La suite intitulée, comme ce livre, « un art des passages » semble, à la fin du volume, inscrire une manière de testament au soir d’une existence tout entière vouée à la poésie, « dans la lumière inachevée » :

Tant que s’éclairent, d’accord,
un poème, un visage,
la mort n’a rien à dire.

Ne transmets qu’une esquisse,
laisse au poème
le soin d’aller plus loin.

Comme un parfum une âme,
d’un poème à l’autre
notre haleine est libre.

Les admirations esthétiques et littéraires de Pierre Dhainaut sont multiples et paraissent toutes se compléter, en allant dans une même direction, celle de la beauté et de l’absolu.
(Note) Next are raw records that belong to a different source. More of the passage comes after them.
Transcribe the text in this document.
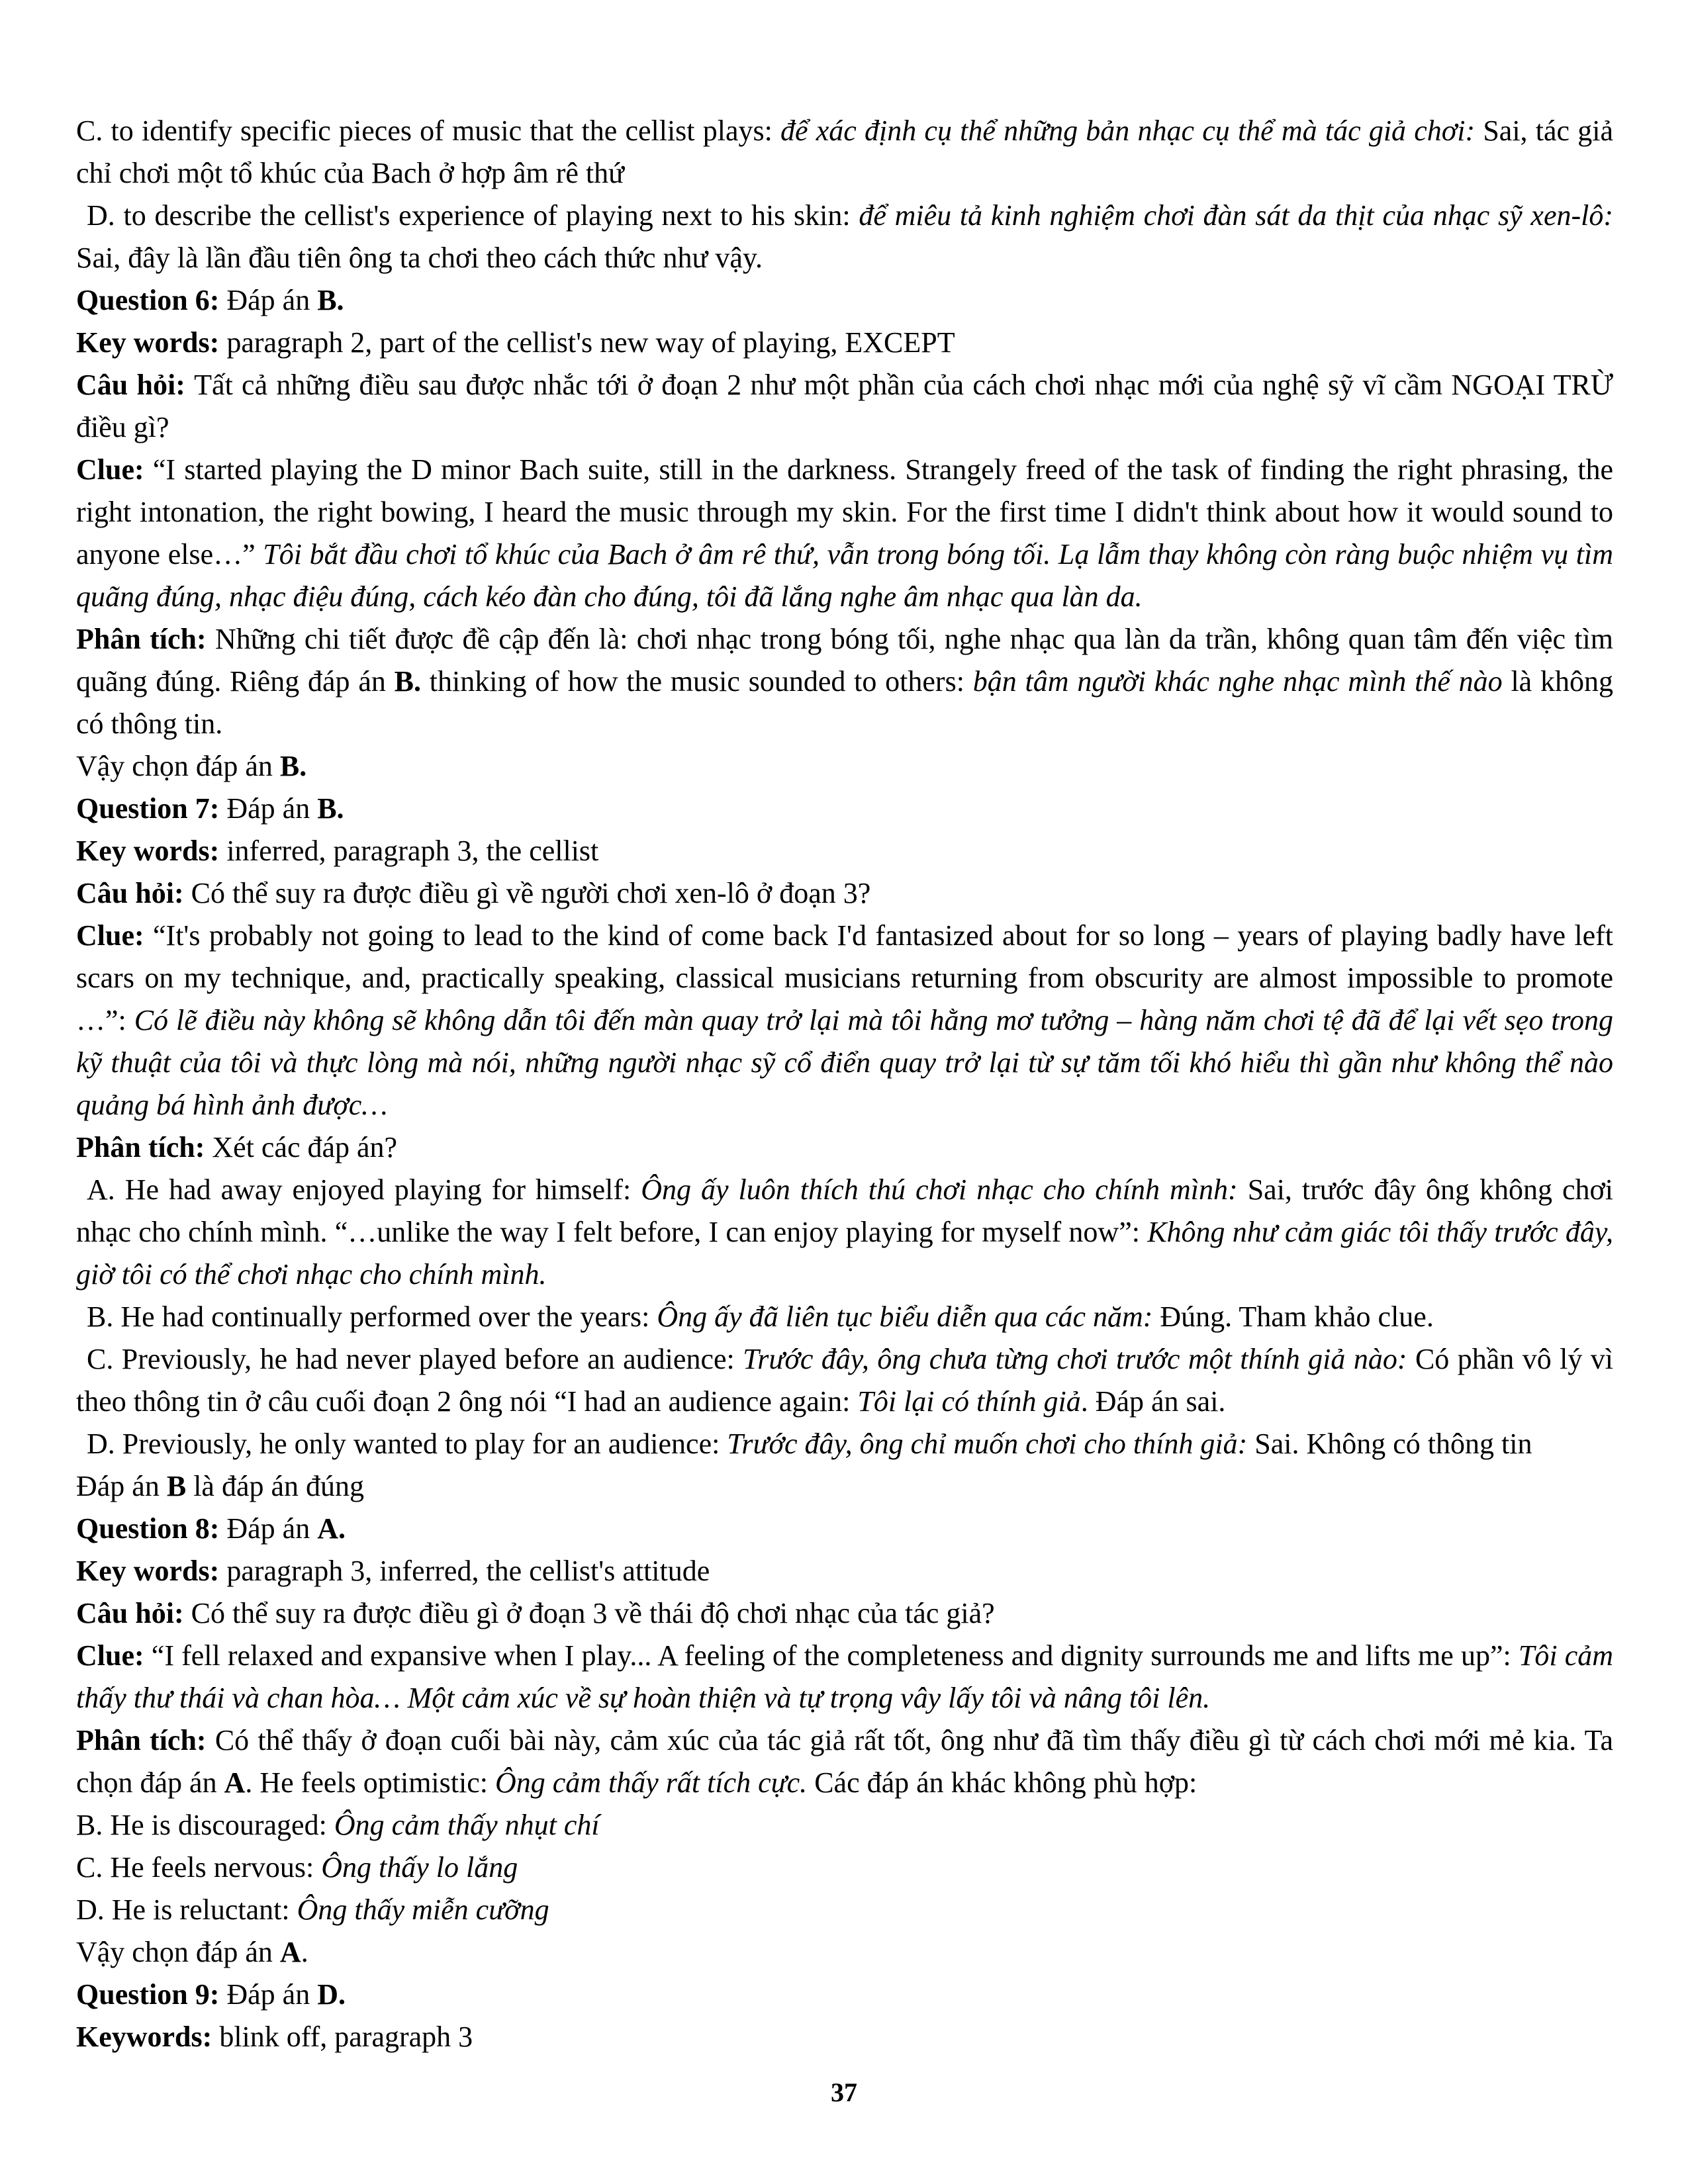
C. to identify specific pieces of music that the cellist plays: để xác định cụ thể những bản nhạc cụ thể mà tác giả chơi: Sai, tác giả chỉ chơi một tổ khúc của Bach ở hợp âm rê thứ

D. to describe the cellist's experience of playing next to his skin: để miêu tả kinh nghiệm chơi đàn sát da thịt của nhạc sỹ xen-lô: Sai, đây là lần đầu tiên ông ta chơi theo cách thức như vậy.

Question 6: Đáp án B.

Key words: paragraph 2, part of the cellist's new way of playing, EXCEPT

Câu hỏi: Tất cả những điều sau được nhắc tới ở đoạn 2 như một phần của cách chơi nhạc mới của nghệ sỹ vĩ cầm NGOẠI TRỪ điều gì?

Clue: “I started playing the D minor Bach suite, still in the darkness. Strangely freed of the task of finding the right phrasing, the right intonation, the right bowing, I heard the music through my skin. For the first time I didn't think about how it would sound to anyone else…” Tôi bắt đầu chơi tổ khúc của Bach ở âm rê thứ, vẫn trong bóng tối. Lạ lẫm thay không còn ràng buộc nhiệm vụ tìm quãng đúng, nhạc điệu đúng, cách kéo đàn cho đúng, tôi đã lắng nghe âm nhạc qua làn da.

Phân tích: Những chi tiết được đề cập đến là: chơi nhạc trong bóng tối, nghe nhạc qua làn da trần, không quan tâm đến việc tìm quãng đúng. Riêng đáp án B. thinking of how the music sounded to others: bận tâm người khác nghe nhạc mình thế nào là không có thông tin.

Vậy chọn đáp án B.

Question 7: Đáp án B.

Key words: inferred, paragraph 3, the cellist

Câu hỏi: Có thể suy ra được điều gì về người chơi xen-lô ở đoạn 3?

Clue: “It's probably not going to lead to the kind of come back I'd fantasized about for so long – years of playing badly have left scars on my technique, and, practically speaking, classical musicians returning from obscurity are almost impossible to promote …”: Có lẽ điều này không sẽ không dẫn tôi đến màn quay trở lại mà tôi hằng mơ tưởng – hàng năm chơi tệ đã để lại vết sẹo trong kỹ thuật của tôi và thực lòng mà nói, những người nhạc sỹ cổ điển quay trở lại từ sự tăm tối khó hiểu thì gần như không thể nào quảng bá hình ảnh được…

Phân tích: Xét các đáp án?

A. He had away enjoyed playing for himself: Ông ấy luôn thích thú chơi nhạc cho chính mình: Sai, trước đây ông không chơi nhạc cho chính mình. “…unlike the way I felt before, I can enjoy playing for myself now”: Không như cảm giác tôi thấy trước đây, giờ tôi có thể chơi nhạc cho chính mình.

B. He had continually performed over the years: Ông ấy đã liên tục biểu diễn qua các năm: Đúng. Tham khảo clue.

C. Previously, he had never played before an audience: Trước đây, ông chưa từng chơi trước một thính giả nào: Có phần vô lý vì theo thông tin ở câu cuối đoạn 2 ông nói “I had an audience again: Tôi lại có thính giả. Đáp án sai.

D. Previously, he only wanted to play for an audience: Trước đây, ông chỉ muốn chơi cho thính giả: Sai. Không có thông tin

Đáp án B là đáp án đúng

Question 8: Đáp án A.

Key words: paragraph 3, inferred, the cellist's attitude

Câu hỏi: Có thể suy ra được điều gì ở đoạn 3 về thái độ chơi nhạc của tác giả?

Clue: “I fell relaxed and expansive when I play... A feeling of the completeness and dignity surrounds me and lifts me up”: Tôi cảm thấy thư thái và chan hòa… Một cảm xúc về sự hoàn thiện và tự trọng vây lấy tôi và nâng tôi lên.

Phân tích: Có thể thấy ở đoạn cuối bài này, cảm xúc của tác giả rất tốt, ông như đã tìm thấy điều gì từ cách chơi mới mẻ kia. Ta chọn đáp án A. He feels optimistic: Ông cảm thấy rất tích cực. Các đáp án khác không phù hợp:

B. He is discouraged: Ông cảm thấy nhụt chí

C. He feels nervous: Ông thấy lo lắng

D. He is reluctant: Ông thấy miễn cưỡng

Vậy chọn đáp án A.

Question 9: Đáp án D.

Keywords: blink off, paragraph 3

37
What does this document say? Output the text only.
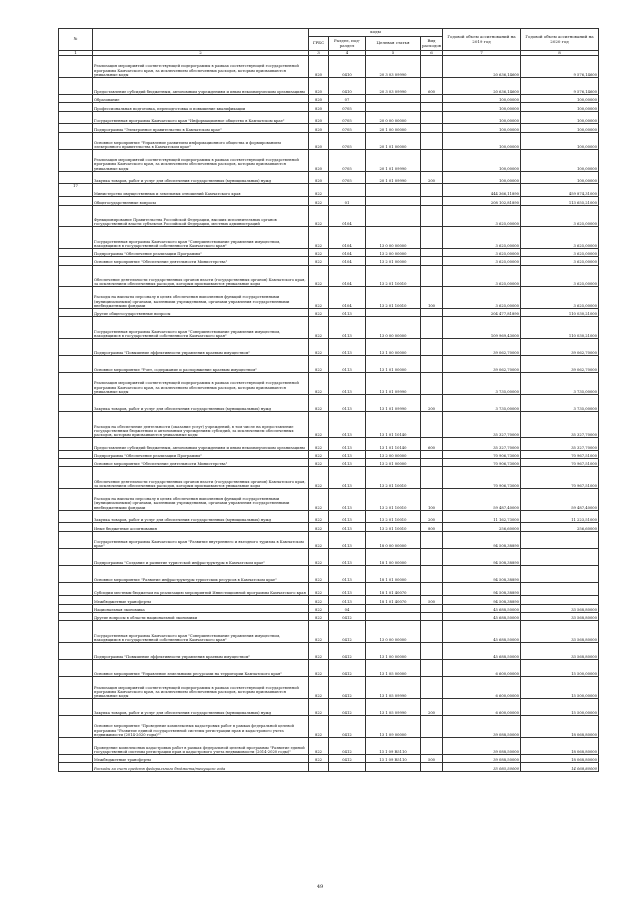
№		коды				Годовой объем ассигнований на 2019 год	Годовой объем ассигнований на 2020 год
		ГРБС	Раздел, под-раздел	Целевая статья	Вид расходов		
1	2	3	4	5	6	7	8
	Реализация мероприятий соответствующей подпрограммы в рамках соответствующей государственной программы Камчатского края, за исключением обеспеченных расходов, которым присваиваются уникальные коды	820	0410	20 3 03 09990		20 636,14600	9 576,14600
	Предоставление субсидий бюджетным, автономным учреждениям и иным некоммерческим организациям	820	0410	20 3 03 09990	600	20 636,14600	9 576,14600
	Образование	820	07			100,00000	100,00000
	Профессиональная подготовка, переподготовка и повышение квалификации	820	0705			100,00000	100,00000
	Государственная программа Камчатского края "Информационное общество в Камчатском крае"	820	0705	20 0 00 00000		100,00000	100,00000
	Подпрограмма "Электронное правительство в Камчатском крае"	820	0705	20 1 00 00000		100,00000	100,00000
	Основное мероприятие "Управление развитием информационного общества и формированием электронного правительства в Камчатском крае"	820	0705	20 1 01 00000		100,00000	100,00000
	Реализация мероприятий соответствующей подпрограммы в рамках соответствующей государственной программы Камчатского края, за исключением обеспеченных расходов, которым присваиваются уникальные коды	820	0705	20 1 01 09990		100,00000	100,00000
	Закупка товаров, работ и услуг для обеспечения государственных (муниципальных) нужд	820	0705	20 1 01 09990	200	100,00000	100,00000
17	Министерство имущественных и земельных отношений Камчатского края	822				444 366,11890	459 874,31000
	Общегосударственные вопросы	822	01			208 102,81890	113 655,21000
	Функционирование Правительства Российской Федерации, высших исполнительных органов государственной власти субъектов Российской Федерации, местных администраций	822	0104			3 625,00000	3 625,00000
	Государственная программа Камчатского края "Совершенствование управления имуществом, находящимся в государственной собственности Камчатского края"	822	0104	13 0 00 00000		3 625,00000	3 625,00000
	Подпрограмма "Обеспечение реализации Программы"	822	0104	13 2 00 00000		3 625,00000	3 625,00000
	Основное мероприятие "Обеспечение деятельности Министерства"	822	0104	13 2 01 00000		3 625,00000	3 625,00000
	Обеспечение деятельности государственных органов власти (государственных органов) Камчатского края, за исключением обеспеченных расходов, которым присваиваются уникальные коды	822	0104	13 2 01 10010		3 625,00000	3 625,00000
	Расходы на выплаты персоналу в целях обеспечения выполнения функций государственными (муниципальными) органами, казенными учреждениями, органами управления государственными внебюджетными фондами	822	0104	13 2 01 10010	100	3 625,00000	3 625,00000
	Другие общегосударственные вопросы	822	0113			204 477,81890	110 030,21000
	Государственная программа Камчатского края "Совершенствование управления имуществом, находящимся в государственной собственности Камчатского края"	822	0113	13 0 00 00000		109 969,43000	110 030,21000
	Подпрограмма "Повышение эффективности управления краевым имуществом"	822	0113	13 1 00 00000		39 062,70000	39 062,70000
	Основное мероприятие "Учет, содержание и распоряжение краевым имуществом"	822	0113	13 1 01 00000		39 062,70000	39 062,70000
	Реализация мероприятий соответствующей подпрограммы в рамках соответствующей государственной программы Камчатского края, за исключением обеспеченных расходов, которым присваиваются уникальные коды	822	0113	13 1 01 09990		3 735,00000	3 735,00000
	Закупка товаров, работ и услуг для обеспечения государственных (муниципальных) нужд	822	0113	13 1 01 09990	200	3 735,00000	3 735,00000
	Расходы на обеспечение деятельности (оказание услуг) учреждений, в том числе на предоставление государственным бюджетным и автономным учреждениям субсидий, за исключением обеспеченных расходов, которым присваиваются уникальные коды	822	0113	13 1 01 10140		35 327,70000	35 327,70000
	Предоставление субсидий бюджетным, автономным учреждениям и иным некоммерческим организациям	822	0113	13 1 01 10140	600	35 327,70000	35 327,70000
	Подпрограмма "Обеспечение реализации Программы"	822	0113	13 2 00 00000		70 906,73000	70 967,51000
	Основное мероприятие "Обеспечение деятельности Министерства"	822	0113	13 2 01 00000		70 906,73000	70 967,51000
	Обеспечение деятельности государственных органов власти (государственных органов) Камчатского края, за исключением обеспеченных расходов, которым присваиваются уникальные коды	822	0113	13 2 01 10010		70 906,73000	70 967,51000
	Расходы на выплаты персоналу в целях обеспечения выполнения функций государственными (муниципальными) органами, казенными учреждениями, органами управления государственными внебюджетными фондами	822	0113	13 2 01 10010	100	59 487,40000	59 487,40000
	Закупка товаров, работ и услуг для обеспечения государственных (муниципальных) нужд	822	0113	13 2 01 10010	200	11 162,73000	11 223,51000
	Иные бюджетные ассигнования	822	0113	13 2 01 10010	800	256,60000	256,60000
	Государственная программа Камчатского края "Развитие внутреннего и въездного туризма в Камчатском крае"	822	0113	18 0 00 00000		94 508,38890	
	Подпрограмма "Создание и развитие туристской инфраструктуры в Камчатском крае"	822	0113	18 1 00 00000		94 508,38890	
	Основное мероприятие "Развитие инфраструктуры туристских ресурсов в Камчатском крае"	822	0113	18 1 01 00000		94 508,38890	
	Субсидии местным бюджетам на реализацию мероприятий Инвестиционной программы Камчатского края	822	0113	18 1 01 40070		94 508,38890	
	Межбюджетные трансферты	822	0113	18 1 01 40070	500	94 508,38890	
	Национальная экономика	822	04			45 688,50000	33 568,80000
	Другие вопросы в области национальной экономики	822	0412			45 688,50000	33 568,80000
	Государственная программа Камчатского края "Совершенствование управления имуществом, находящимся в государственной собственности Камчатского края"	822	0412	13 0 00 00000		45 688,50000	33 568,80000
	Подпрограмма "Повышение эффективности управления краевым имуществом"	822	0412	13 1 00 00000		45 688,50000	33 568,80000
	Основное мероприятие "Управление земельными ресурсами на территории Камчатского края"	822	0412	13 1 05 00000		6 600,00000	15 500,00000
	Реализация мероприятий соответствующей подпрограммы в рамках соответствующей государственной программы Камчатского края, за исключением обеспеченных расходов, которым присваиваются уникальные коды	822	0412	13 1 05 09990		6 600,00000	15 500,00000
	Закупка товаров, работ и услуг для обеспечения государственных (муниципальных) нужд	822	0412	13 1 05 09990	200	6 600,00000	15 500,00000
	Основное мероприятие "Проведение комплексных кадастровых работ в рамках федеральной целевой программы "Развитие единой государственной системы регистрации прав и кадастрового учета недвижимости (2014-2020 годы)""	822	0412	13 1 09 00000		39 088,50000	18 068,80000
	Проведение комплексных кадастровых работ в рамках федеральной целевой программы "Развитие единой государственной системы регистрации прав и кадастрового учета недвижимости (2014-2020 годы)"	822	0412	13 1 09 R5110		39 088,50000	18 068,80000
	Межбюджетные трансферты	822	0412	13 1 09 R5110	500	39 088,50000	18 068,80000
	Расходы за счет средств федерального бюджета/текущего года					35 085,50000	14 068,80000
49
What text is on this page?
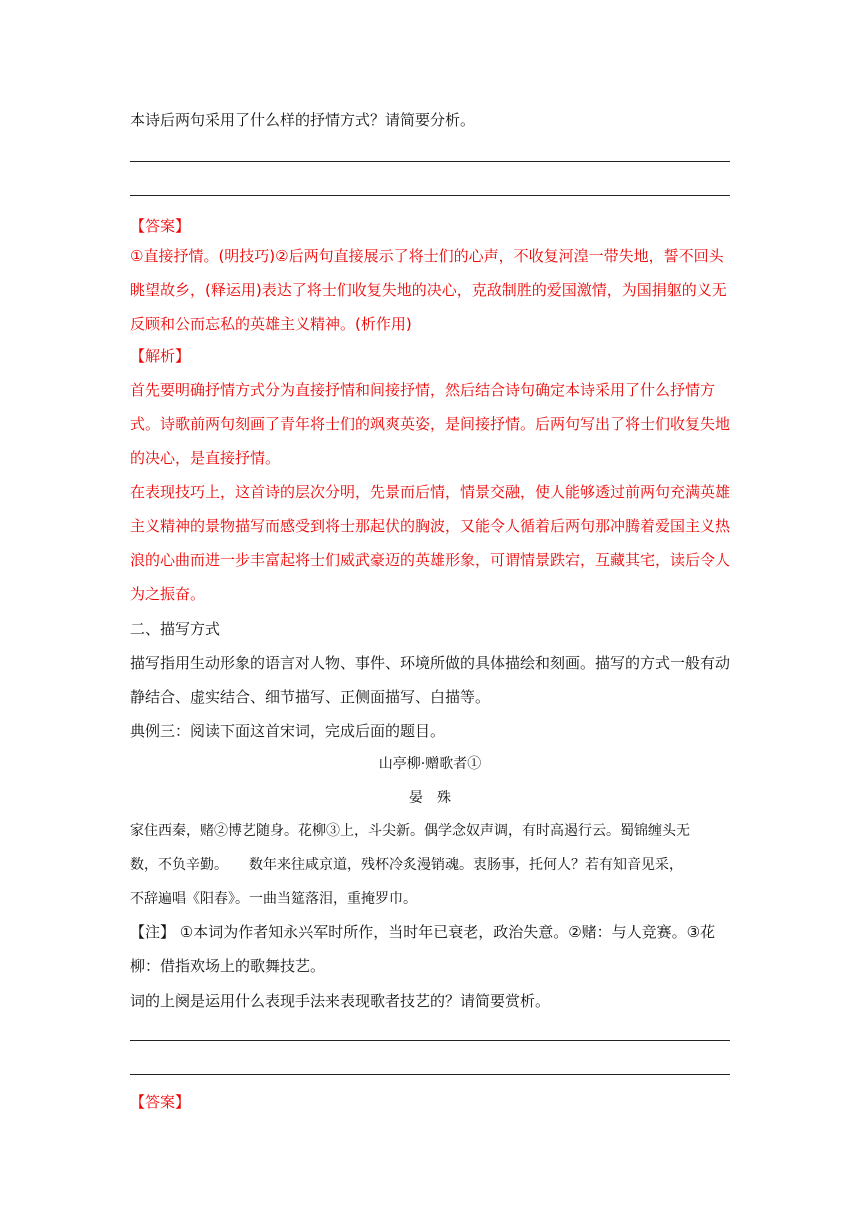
本诗后两句采用了什么样的抒情方式？请简要分析。
【答案】
①直接抒情。(明技巧)②后两句直接展示了将士们的心声，不收复河湟一带失地，誓不回头
眺望故乡，(释运用)表达了将士们收复失地的决心，克敌制胜的爱国激情，为国捐躯的义无
反顾和公而忘私的英雄主义精神。(析作用)
【解析】
首先要明确抒情方式分为直接抒情和间接抒情，然后结合诗句确定本诗采用了什么抒情方
式。诗歌前两句刻画了青年将士们的飒爽英姿，是间接抒情。后两句写出了将士们收复失地
的决心，是直接抒情。
在表现技巧上，这首诗的层次分明，先景而后情，情景交融，使人能够透过前两句充满英雄
主义精神的景物描写而感受到将士那起伏的胸波，又能令人循着后两句那冲腾着爱国主义热
浪的心曲而进一步丰富起将士们威武豪迈的英雄形象，可谓情景跌宕，互藏其宅，读后令人
为之振奋。
二、描写方式
描写指用生动形象的语言对人物、事件、环境所做的具体描绘和刻画。描写的方式一般有动
静结合、虚实结合、细节描写、正侧面描写、白描等。
典例三：阅读下面这首宋词，完成后面的题目。
山亭柳·赠歌者①
晏　殊
家住西秦，赌②博艺随身。花柳③上，斗尖新。偶学念奴声调，有时高遏行云。蜀锦缠头无
数，不负辛勤。　　数年来往咸京道，残杯冷炙漫销魂。衷肠事，托何人？若有知音见采，
不辞遍唱《阳春》。一曲当筵落泪，重掩罗巾。
【注】 ①本词为作者知永兴军时所作，当时年已衰老，政治失意。②赌：与人竞赛。③花
柳：借指欢场上的歌舞技艺。
词的上阕是运用什么表现手法来表现歌者技艺的？请简要赏析。
【答案】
Je ne citerai que cette phrase d’un article consacré au tableau d’Alfred Manessier, Blés après l’averse, contemplé dans le Musée d’art contemporain de Dunkerque, la ville où habite Pierre Dhainaut :

La beauté n’est pas ce refuge où nous nous arrêterions pour savourer nos traces, apaiser nos peurs, nous retrancher du monde, elle est ce qui, ne s’accommodant d’aucune trace, surmonte la peur, mobilise le meilleur de nous-mêmes, en permanence aux limites de nous-mêmes.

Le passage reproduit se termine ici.